Zentrum von Armanis Modewelt ist das Teatro in der Via Bergognone im Mailänder Stadtteil Tortona. Auf die Frage, ob dem Designer dieses ehemalige Fabriksgelände von Nestlé gehört, bekommt man nur erstaunt-überraschte Blicke seiner Mitarbeiter und ein: „Mr. Armani owns everything“. Also gut. So viel dazu.
Im 12.000 m großen „Armani Teatro“ zeigt Armani nicht nur seine neuen Kollektionen, er hat hier auch sein Büro-Hauptquartier eingerichtet und veranstaltet internationale Pressekonferenzen. Wobei, die Organisation übernehmen – wie gesagt – die Mitarbeiter. „Aber Mr. Armani überwacht alles, er segnet jede einzelne Einladung, jeden Folder eigenhändig ab“, sagt einer. Bei der Pressekonferenz am Dienstagvormittag, bei der Armani seinen jüngsten Coup, die Herren-Kosmetiklinie „Skin Minerals“, die u.a. aus den Mineralstoffen von Vulkangestein besteht, präsentierte, erschien der Chef tatsächlich persönlich. Er hatte die Proben für die Modeschau am Nachmittag nebenan unterbrochen – und stand plötzlich da. Und es war so, wie es seine Mitarbeiter zuvor prophezeit hatten: „Mr. Armani appears“, Mr. Armani erscheint einfach.
Ein paar Stunden später geht es dann um „regal“, so nennt Armani seine neue Herren-Kollektion und das heißt soviel wie „königlich“. Aber majestätisch ist die neueste Herbst/Winter-Mode von Mr. Armani eigentlich nicht. Im Gegenteil, die schwarzen Samt-Sakkos und weich fließenden Cordhosen sehen ziemlich bequem aus. Und die dunkelblauen und grauen Rollkragenpullover erinnern vor allem an eines: An Mr. Armanis persönlichen Kleidungsstil: figurbetont, dunkel, sie liegen irgendwo zwischen sportlich und elegant.

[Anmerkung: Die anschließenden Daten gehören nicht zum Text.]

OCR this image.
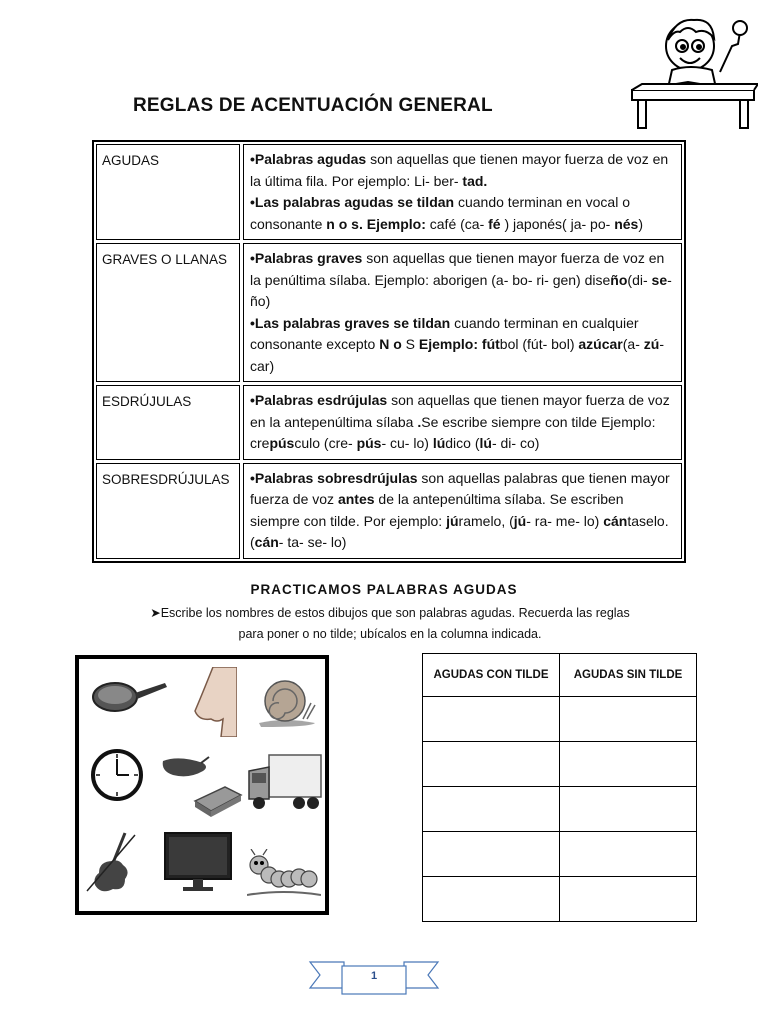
REGLAS DE ACENTUACIÓN GENERAL
AGUDAS	•Palabras agudas son aquellas que tienen mayor fuerza de voz en la última fila. Por ejemplo: Li- ber- tad.

•Las palabras agudas se tildan cuando terminan en vocal o consonante n o s. Ejemplo: café (ca- fé ) japonés( ja- po- nés)

GRAVES O LLANAS	•Palabras graves son aquellas que tienen mayor fuerza de voz en la penúltima sílaba. Ejemplo: aborigen (a- bo- ri- gen) diseño(di- se- ño)

•Las palabras graves se tildan cuando terminan en cualquier consonante excepto N o S Ejemplo: fútbol (fút- bol) azúcar(a- zú- car)

ESDRÚJULAS	•Palabras esdrújulas son aquellas que tienen mayor fuerza de voz en la antepenúltima sílaba .Se escribe siempre con tilde Ejemplo: crepúsculo (cre- pús- cu- lo) lúdico (lú- di- co)

SOBRESDRÚJULAS	•Palabras sobresdrújulas son aquellas palabras que tienen mayor fuerza de voz antes de la antepenúltima sílaba. Se escriben siempre con tilde. Por ejemplo: júramelo, (jú- ra- me- lo) cántaselo. (cán- ta- se- lo)

PRACTICAMOS PALABRAS AGUDAS
➤Escribe los nombres de estos dibujos que son palabras agudas. Recuerda las reglas
para poner o no tilde; ubícalos en la columna indicada.
AGUDAS CON TILDE	AGUDAS SIN TILDE

1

In ein paar Wochen kann man die Kleidungsstücke, die am Dienstag auf dem Laufsteg zu sehen waren, in allen Armani Shops kaufen. Und in Mailand kommt man dem Designer – um dessen Nachfolge ein heftiges Rätselraten begonnen hat, weil er keine Kinder hat – auch sonst nicht aus. Plakate zieren eingerüstete Häuser, mehr als zehn Armani Boutiquen gibt es allein in der Innenstadt. Seine Mitarbeiter schwärmen aber nur von „The House“. Das dreistöckige „Armani Casa“ liegt in der Via Manzoni. Und selbstverständlich gehört es Mr. Armani selbst.